O Departamento de Homicídios e Proteção à Pessoa (DHPP) de São Paulo tem a mesma interpretação, assegura o analista criminal paulista Guaracy Mingardi:
— Para constar nas estatísticas, o que vale é o inquérito com relatório do delegado, indiciando o autor.
Na amostra de janeiro, ZH constatou que 54,5% dos casos foram concluídos com indiciamento. Para o delegado Ranolfo, o dado apurado por ZH, o índice de esclarecimento mesmo considerando outra metodologia, "é satisfatório".
Em outros países, como a Inglaterra, onde a taxa de esclarecimento chegou a 96% entre julho de 2011 e julho de 2012, um crime pode ser considerado esclarecido quando o suspeito é preso e/ou processado. Na Alemanha, cujo índice de elucidação de homicídios é semelhante ao dos britânicos, só entram na estatística casos ocorridos e solucionados dentro de um mesmo período de tempo.
Suspeito segue livre
Rudinei dos Santos, o Rudi, natural de Carazinho, no norte do Estado, é apontado em inquéritos policiais e denúncias do Ministério Público como autor de seis homicídios, dois deles em 2012 e quatro em janeiro. Desde junho, está foragido.
Aos 24 anos, condenado em dois processos por venda de drogas, Rudi é envolvido com traficantes no Morro Santana, na zona leste da Capital.
Conforme investigações, ele seria o responsável pela execução de duas pessoas em maio do ano passado – Elizandro Teixeira Paiva, 31 anos, e outra pessoa até hoje não identificada. As vítimas estavam enterradas em um matagal no bairro Jardim Carvalho, um “cemitério do tráfico”. A identificação de Rudi como suspeito demorou seis meses, mas até hoje ele não foi denunciado pelo crime.
Em janeiro passado, o mês ao qual se refere o levantamento de ZH, Rudinei voltou a matar. Na madrugada do dia 9, ele teria executado Luis Felipe Silva, 18 anos, e Michael Rosa Lopes, 26 anos, na Vila Chácara da Fumaça. Na mesma noite, Juares da Silva, 45 anos, apareceu morto na Vila Laranjeiras. Os autores seriam Rudi e dois comparsas – um deles foi assassinado em setembro passado.
A última vítima de Rudi teria sido o adolescente Leonardo Bilher, 14 anos, executado com tiros no rosto na Vila Laranjeiras, em 30 de janeiro. Em fevereiro, Rudi foi preso por porte ilegal de arma e, em abril, condenado a três anos e nove meses de prisão em regime semiaberto. Em junho, deixou o Presídio Central, para cumprir a pena em albergue, mas fugiu.

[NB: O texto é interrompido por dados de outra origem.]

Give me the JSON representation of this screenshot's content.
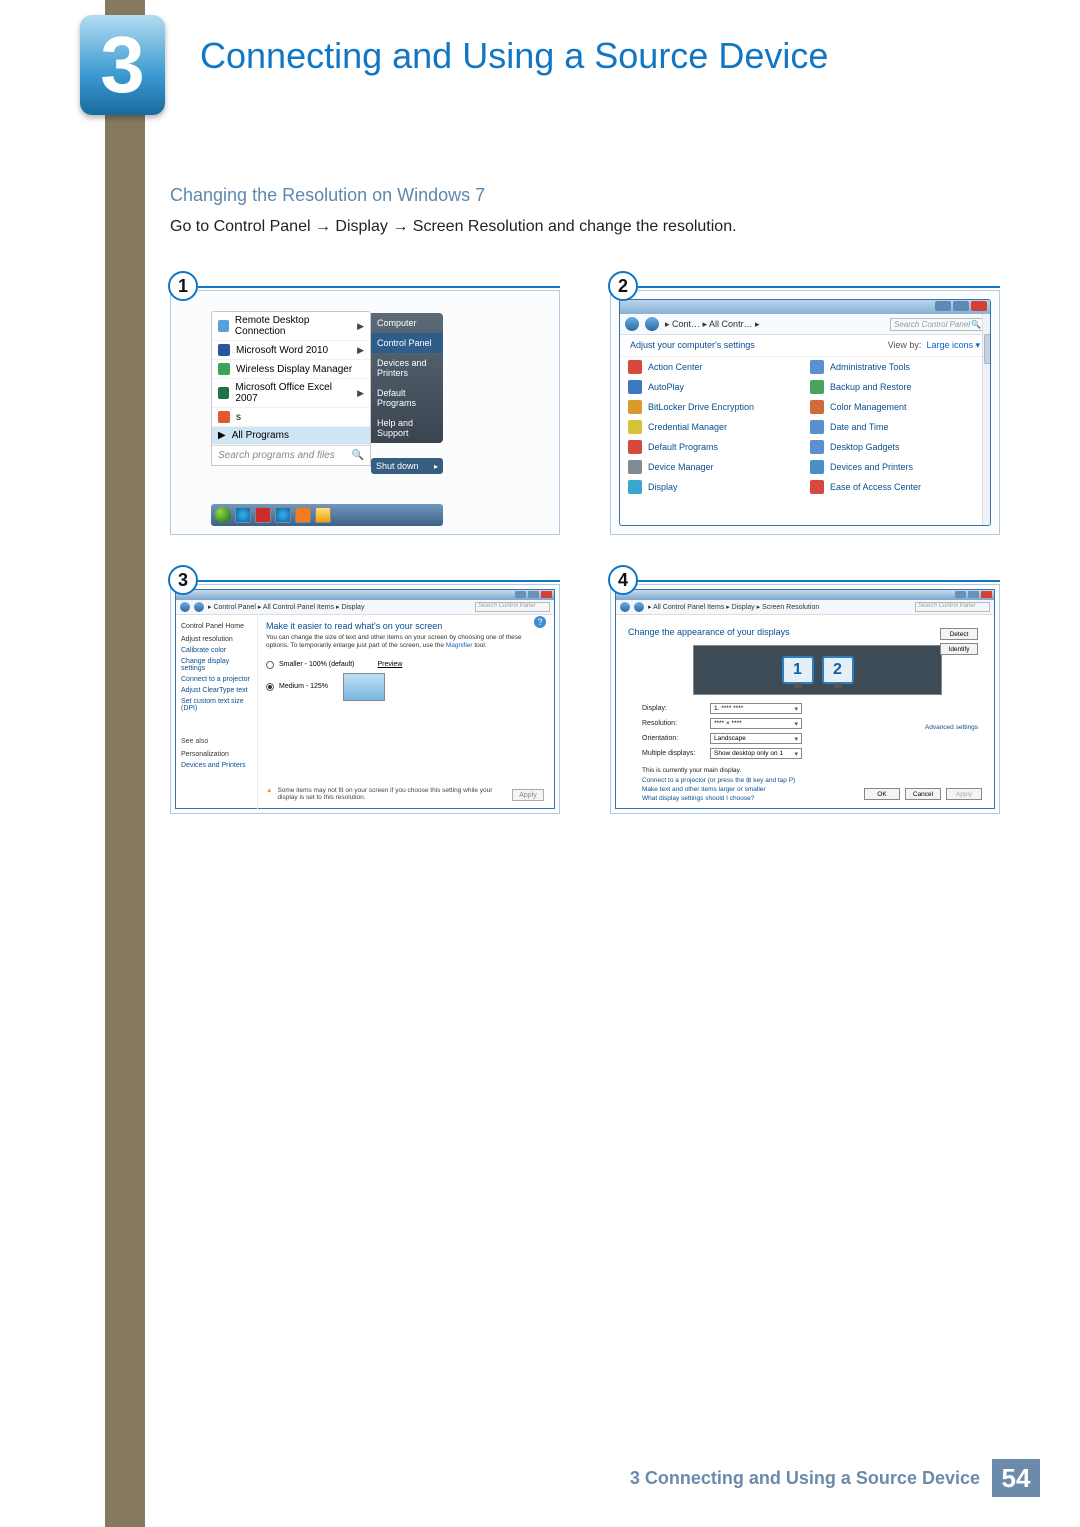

De acordo com a promotora Lucia Helena de Lima Callegari, por três vezes a Justiça negou pedidos de prisão preventiva de Rudi pelos quatro homicídios cometidos em janeiro. Apenas em setembro é que foi decretada a prisão preventiva de Rudi pelas duas mortes de 2012.
Executada por engano
A guerra do tráfico provocou um crime inusitado em Alvorada. A auxiliar de limpeza Maria Rosa da Silva, 56 anos, foi morta ao usar o banheiro de um bar, no Jardim Algarve.
Na noite de 12 de janeiro, acompanhada do companheiro, Paulo Ricardo Borges Rodrigues, 58 anos, Maria Rosa havia participado de um galeto com amigos. Na volta, ao descer de ônibus, teve vontade de urinar e decidiu não esperar até chegar em casa.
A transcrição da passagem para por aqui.